Kevin Drum, responding to Jonah Goldberg‘s argument that George Packer‘s “The Fall of Conservatism” erroneously conflates conservatism with the Republican Party, retorts:
No political ideology lives in isolation. We judge communism by how Mao and Stalin implemented it, we judge 60s-era liberalism by how LBJ and the Democratic Party implemented it, and we judge social democracy by how Western Europe has implemented it. That’s how you judge movements: by how their real-life adherents put them into practice, not by reference to a utopian vision of how they should be implemented if only we lived in the best of all possible worlds.
Nonetheless, now that the Republican Party has been brought low, an awful lot of conservatives are jumping ship, claiming that it really doesn’t represent them at all. But look: when the GOP made common cause with evangelical extremists, conservatives cheered. When the GOP accepted Grover Norquist’s tax jihad as sacred writ, conservatives cheered. When Newt Gingrich and Tom DeLay all but declared the GOP the party of corporate welfare, conservatives cheered. When George Bush declared war on the Middle East, conservatives cheered. Somehow Burke never really entered the discussion. But now that it turns out these positions have been pretty much played out, Burke is back in and Karl Rove is out. That’s just a little too convenient.

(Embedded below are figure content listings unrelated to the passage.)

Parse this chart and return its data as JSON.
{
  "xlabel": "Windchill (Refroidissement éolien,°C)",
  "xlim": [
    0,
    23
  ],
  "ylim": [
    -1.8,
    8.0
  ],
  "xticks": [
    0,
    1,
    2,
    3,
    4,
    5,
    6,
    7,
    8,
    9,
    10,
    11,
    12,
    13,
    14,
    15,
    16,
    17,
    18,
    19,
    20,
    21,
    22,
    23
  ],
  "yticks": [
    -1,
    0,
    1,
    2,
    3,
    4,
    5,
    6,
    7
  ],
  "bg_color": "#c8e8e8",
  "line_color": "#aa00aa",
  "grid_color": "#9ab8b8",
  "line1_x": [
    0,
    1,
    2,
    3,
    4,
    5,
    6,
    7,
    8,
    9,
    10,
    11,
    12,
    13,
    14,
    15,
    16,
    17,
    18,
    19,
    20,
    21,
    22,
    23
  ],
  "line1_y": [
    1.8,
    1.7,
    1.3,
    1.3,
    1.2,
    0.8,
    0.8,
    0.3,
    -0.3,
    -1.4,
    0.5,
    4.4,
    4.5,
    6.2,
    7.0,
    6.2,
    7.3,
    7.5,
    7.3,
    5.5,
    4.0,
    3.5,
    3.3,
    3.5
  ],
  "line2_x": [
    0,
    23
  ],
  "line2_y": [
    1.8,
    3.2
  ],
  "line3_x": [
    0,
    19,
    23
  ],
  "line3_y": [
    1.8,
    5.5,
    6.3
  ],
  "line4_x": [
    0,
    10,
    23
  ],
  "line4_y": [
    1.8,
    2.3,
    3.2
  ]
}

That’s exactly right. Especially when, in the same three-paragraph piece, Goldberg does exactly what he accuses Packer of: “[L]ast I checked liberals are not exactly churning out a lot of policy brilliance either. Their rising fortune has almost entirely to do with the political failures of the GOP and the natural cyclical nature of politics generally.”
Goldberg, incidentally, hits the nail on the head with that one. Even though Democrats control Congress again, the American people have been trained to view both history and current events in presidential cycles. We’re in a down cycle right now so, naturally, George W. Bush and, by extension, the Republican Party, get the blame and the opposition party’s calls for change naturally have tremendous appeal.
It’s true, too, that there’s not a perfect overlap between conservative/Republican and liberal/Democrat, although it’s much closer now than it was even ten or twenty years ago. For example, the highly touted Democratic pickups in recent special elections were achieved by finding conservative candidates to wear the Democrat label. Still, the parties, especially the Republicans, brand themselves by their ideology. (The Democrats have shied away from “liberal” in recent years, as Ronald Reagan successfully turned that into an epithet. But they’re still selling the same soap in a “progressive” wrapper.)
Modern American conservatism is a strange coalition between social conservatives motivated by a fear that they’re losing the cultural wars, national security hawks of various stripes, and economic libertarians. With the right standard bearer and set of external circumstances, that’s a winning message at the presidential level. All three groups are necessary for Republicans to win in the Electoral College even though they (especially the first and third group) tend not to like each other very much.
The social conservatives are in the most trouble of the three groups. First trimester abortion will never be illegal; indeed, the ability to terminate pregnancy safely at home will continue to increase, making it a moot point. Homosexuality is rapidly mainstreaming and gay marriage will achieve the status of interracial marriage through some combination of judicial action and social change within the next 10-15 years. Women’s equality is long established now, with the remaining battles taking place over relatively small issues. Prayer in school is a dead issue. It’s not clear what’s left, really, of the movement as it existed when Ronald Reagan was its secular standard bearer.
The economic libertarians continue to carry the day on the macro level but lose on the margins. Institutionally, rent-seeking behavior is all but impossible to eliminate. And, as Kevin suggests, we’re near the end of the days where calling for tax cuts is a sure-fire winner. Not because people don’t like low taxes, incidentally, but because, relatively speaking, we already have them. Cutting the top marginal rate from 90 to 70 to 35 all make sense. It’s hard to morally justify confiscating the lion’s share of a person’s income, regardless of their ability to pay. But arguing about the difference between 35 and 33 just isn’t very sexy. And the demand for government programs is increasing, not decreasing, and somebody has to pay for it.
Despite the incredible unpopularity of the Iraq War, the hawks are in the best shape. They dominate both parties, with the difference being what the legitimate reasons for military intervention are. And even that difference has been blurred with the rise of the neocons and their “national greatness” agenda. Rhetorically, it’s light years from the liberal interventionists; practically, they’re all but identical.
All that said, I’d put the odds at John McCain nonetheless winning the presidency in November at something like 40:60. He’s fighting an uphill battle because of Bush, the war, his age, and Obama’s enormous personal charm and charisma. Despite many conservatives’ distaste for him, McCain will run under the conservative banner and sell soft versions of all three pieces of the movement. The fear of further losses under Obama will motivate an enormous number of people but McCain will need some help from external events for that to be enough this go-round.